Ольгу разобрал смех.
– О чём не узнает?
– Да брось ты! Строишь из себя! Ну, как хочешь…
Кирилл выразительно сплюнул.
– И как её зовут?
– Кого?
– Жену?
– Какая разница. Жена и жена.
– А всё-таки?
– Ну, Эвелина.
У Ольги учащённо забилось сердце.
– Эвелина?! Эвелина… какое страшно знакомое имя… Это не она тогда столкнула меня в воду?
– Разве она тебя толкала? Ты сама упала.
День набирал летнюю благодать. Несколько тучек, пытавшихся сговориться на пасмурную погоду, разметал ветер. И небо до щекотки в носу сияло яркой голубизной. В той стороне, где восходит солнце, буравил небо старый «кукурузник», кругами набирал высоту, неся на своём борту очередную группу парашютистов.
– Они ещё прыгают?
– А чего им сделается. Сейчас даже чаще, чем раньше. Как говорит мой дед: «Рынок теперь повсюду, едрёныть! От него и в бомбоубежище не укроешься!» Только плати. И прыгай, кому не лень.
На крыльце Кириллова дома – лёгок на помине! – показался дедушка. Весь белый, сильно усохший, с всклокоченной головой, он казался проказливым домовым. Ольга поздоровалась. Ответного приветствия не последовало.

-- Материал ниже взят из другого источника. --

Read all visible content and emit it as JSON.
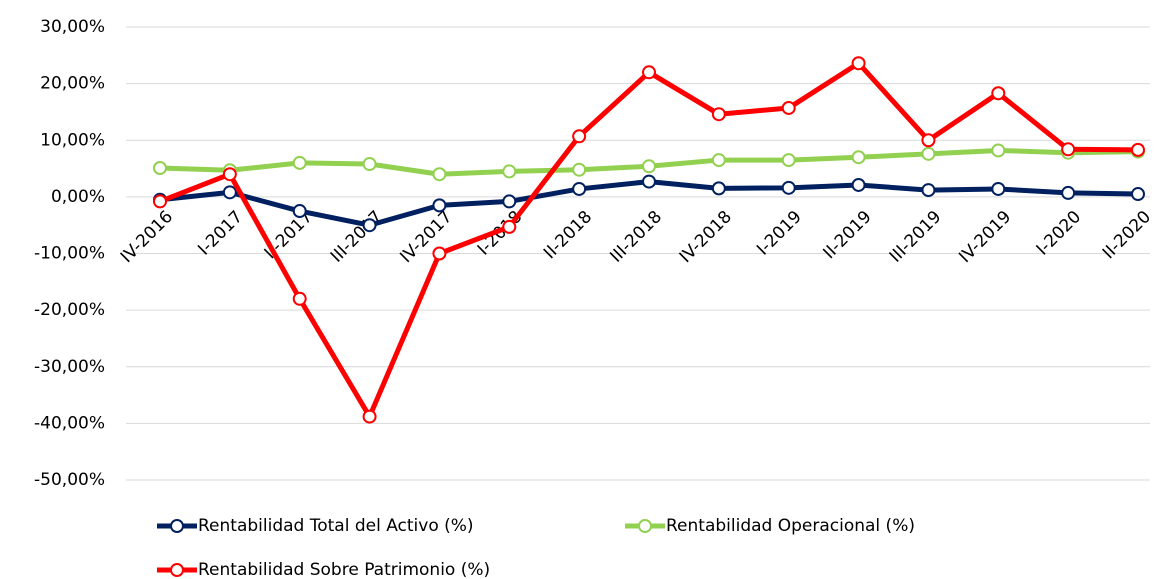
{
  "chart_data": {
    "type": "line",
    "categories": [
      "IV-2016",
      "I-2017",
      "II-2017",
      "III-2017",
      "IV-2017",
      "I-2018",
      "II-2018",
      "III-2018",
      "IV-2018",
      "I-2019",
      "II-2019",
      "III-2019",
      "IV-2019",
      "I-2020",
      "II-2020"
    ],
    "series": [
      {
        "name": "Rentabilidad Total del Activo (%)",
        "color": "#002060",
        "values": [
          -0.5,
          0.8,
          -2.5,
          -5,
          -1.5,
          -0.8,
          1.4,
          2.7,
          1.5,
          1.6,
          2.1,
          1.2,
          1.4,
          0.7,
          0.5
        ]
      },
      {
        "name": "Rentabilidad Operacional (%)",
        "color": "#92d050",
        "values": [
          5.1,
          4.7,
          6.0,
          5.8,
          4.0,
          4.5,
          4.8,
          5.4,
          6.5,
          6.5,
          7.0,
          7.6,
          8.2,
          7.8,
          8.0
        ]
      },
      {
        "name": "Rentabilidad Sobre Patrimonio (%)",
        "color": "#ff0000",
        "values": [
          -0.8,
          4.0,
          -18,
          -38.8,
          -10,
          -5.3,
          10.7,
          22,
          14.6,
          15.7,
          23.6,
          10,
          18.3,
          8.4,
          8.3
        ]
      }
    ],
    "ylim": [
      -50,
      30
    ],
    "yticks": [
      {
        "value": -50,
        "label": "-50,00%"
      },
      {
        "value": -40,
        "label": "-40,00%"
      },
      {
        "value": -30,
        "label": "-30,00%"
      },
      {
        "value": -20,
        "label": "-20,00%"
      },
      {
        "value": -10,
        "label": "-10,00%"
      },
      {
        "value": 0,
        "label": "0,00%"
      },
      {
        "value": 10,
        "label": "10,00%"
      },
      {
        "value": 20,
        "label": "20,00%"
      },
      {
        "value": 30,
        "label": "30,00%"
      }
    ],
    "grid": true
  }
}
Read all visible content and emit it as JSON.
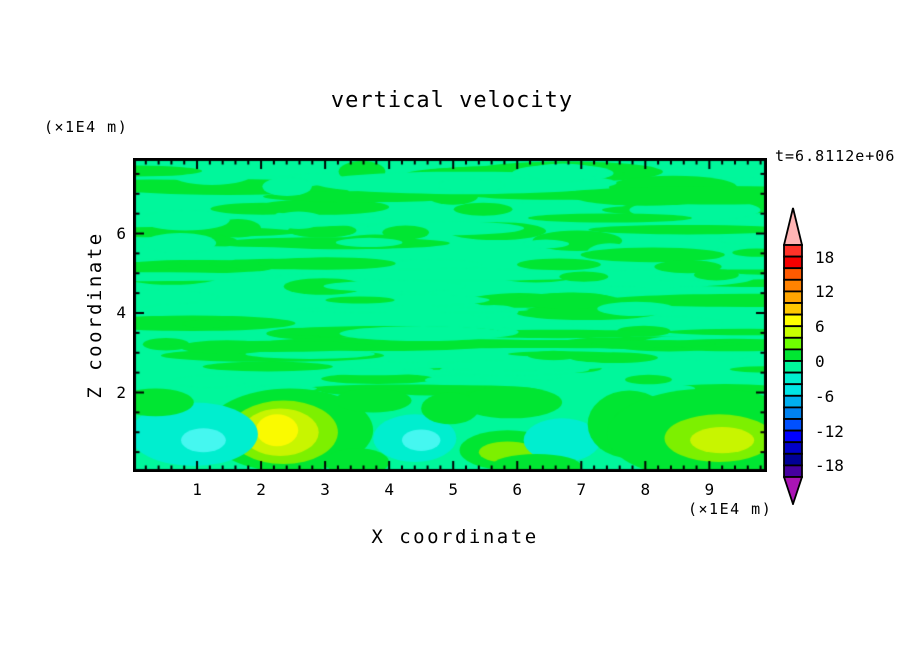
{
  "chart_data": {
    "type": "filled_contour",
    "title": "vertical velocity",
    "timestamp": "t=6.8112e+06",
    "xlabel": "X coordinate",
    "zlabel": "Z coordinate",
    "x_unit": "(×1E4 m)",
    "z_unit": "(×1E4 m)",
    "x_range": [
      0,
      9.9
    ],
    "z_range": [
      0,
      7.9
    ],
    "x_ticks": [
      1,
      2,
      3,
      4,
      5,
      6,
      7,
      8,
      9
    ],
    "x_minor_step": 0.2,
    "z_ticks": [
      2,
      4,
      6
    ],
    "z_minor_step": 0.5,
    "grid": false,
    "legend_position": "right-colorbar",
    "colorbar": {
      "min": -20,
      "max": 20,
      "step": 2,
      "labels": [
        {
          "value": 18,
          "text": "18"
        },
        {
          "value": 12,
          "text": "12"
        },
        {
          "value": 6,
          "text": "6"
        },
        {
          "value": 0,
          "text": "0"
        },
        {
          "value": -6,
          "text": "-6"
        },
        {
          "value": -12,
          "text": "-12"
        },
        {
          "value": -18,
          "text": "-18"
        }
      ],
      "colors": [
        "#ff3228",
        "#f50000",
        "#ff5a00",
        "#ff8200",
        "#ffa500",
        "#ffc800",
        "#ffff00",
        "#c8ff00",
        "#6eff00",
        "#00e632",
        "#00f79b",
        "#00eecf",
        "#00e5e5",
        "#00aff0",
        "#0082f0",
        "#0050ff",
        "#0000ff",
        "#0000c8",
        "#000096",
        "#4600a0"
      ],
      "over_color": "#ffb4b4",
      "under_color": "#aa14b4"
    },
    "field": {
      "background": "spring",
      "level_colors": {
        "green": "#00e632",
        "spring": "#00f79b",
        "turquoise": "#00eecf",
        "cyan": "#45f7f0",
        "chartreuse": "#7df000",
        "yellowgreen": "#c8f500",
        "yellow": "#fafa00"
      },
      "streaks": {
        "seed": 20240613,
        "count": 150,
        "rows": 20,
        "z_min": 2.05,
        "z_max": 7.8,
        "green_fraction": 0.52
      },
      "features": [
        {
          "x": 2.45,
          "z": 1.05,
          "rx": 1.3,
          "rz": 1.05,
          "c": "green"
        },
        {
          "x": 2.35,
          "z": 1.0,
          "rx": 0.85,
          "rz": 0.8,
          "c": "chartreuse"
        },
        {
          "x": 2.3,
          "z": 1.0,
          "rx": 0.6,
          "rz": 0.6,
          "c": "yellowgreen"
        },
        {
          "x": 2.25,
          "z": 1.05,
          "rx": 0.33,
          "rz": 0.4,
          "c": "yellow"
        },
        {
          "x": 0.95,
          "z": 0.95,
          "rx": 1.0,
          "rz": 0.8,
          "c": "turquoise"
        },
        {
          "x": 1.1,
          "z": 0.8,
          "rx": 0.35,
          "rz": 0.3,
          "c": "cyan"
        },
        {
          "x": 4.4,
          "z": 0.85,
          "rx": 0.65,
          "rz": 0.6,
          "c": "turquoise"
        },
        {
          "x": 4.5,
          "z": 0.8,
          "rx": 0.3,
          "rz": 0.27,
          "c": "cyan"
        },
        {
          "x": 5.85,
          "z": 0.55,
          "rx": 0.75,
          "rz": 0.5,
          "c": "green"
        },
        {
          "x": 5.85,
          "z": 0.5,
          "rx": 0.45,
          "rz": 0.27,
          "c": "chartreuse"
        },
        {
          "x": 5.9,
          "z": 1.75,
          "rx": 0.8,
          "rz": 0.4,
          "c": "green"
        },
        {
          "x": 6.7,
          "z": 0.8,
          "rx": 0.6,
          "rz": 0.55,
          "c": "turquoise"
        },
        {
          "x": 7.75,
          "z": 1.2,
          "rx": 0.65,
          "rz": 0.85,
          "c": "green"
        },
        {
          "x": 9.0,
          "z": 0.95,
          "rx": 1.6,
          "rz": 1.15,
          "c": "green"
        },
        {
          "x": 9.15,
          "z": 0.85,
          "rx": 0.85,
          "rz": 0.6,
          "c": "chartreuse"
        },
        {
          "x": 9.2,
          "z": 0.8,
          "rx": 0.5,
          "rz": 0.33,
          "c": "yellowgreen"
        },
        {
          "x": 0.35,
          "z": 1.75,
          "rx": 0.6,
          "rz": 0.35,
          "c": "green"
        },
        {
          "x": 3.75,
          "z": 1.8,
          "rx": 0.6,
          "rz": 0.3,
          "c": "green"
        },
        {
          "x": 4.95,
          "z": 1.6,
          "rx": 0.45,
          "rz": 0.4,
          "c": "green"
        },
        {
          "x": 3.5,
          "z": 0.25,
          "rx": 0.5,
          "rz": 0.35,
          "c": "green"
        },
        {
          "x": 6.3,
          "z": 0.15,
          "rx": 0.7,
          "rz": 0.3,
          "c": "green"
        }
      ]
    }
  }
}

– Не напрягайся. Полный глухарь, – сказал Кирилл и недовольно стрельнул взглядом в сторону родственника.
Дед, сощурившись, смотрел на Ольгу, не узнавая.
– Кирюх, с кем это ты?
– С кем надо. Отдыхай.
– Не страховщица ль? – не унимался дед. – Гони её прочь! Страховаться не будем! Одни расходы с энтим страхованием! Так проживём!
Кирилл энергично отмахнулся, мол, скройся с глаз, сам знаю! И добавил вслух:
– Да пошёл ты в задницу, дед! Блин, и поговорить не дадут… Оль, а давай на пруд сдернем?
Ольга по-детски обрадовалась.
– На наше место?!
– Можно. Правда, там теперь заросло, но пройти можно. И мостки сохранились.
Какое-то время они шли молча, наблюдая за парашютистами.
– У тебя-то муж есть? – спросил Кирилл, стараясь вложить в вопрос максимум непринуждённости.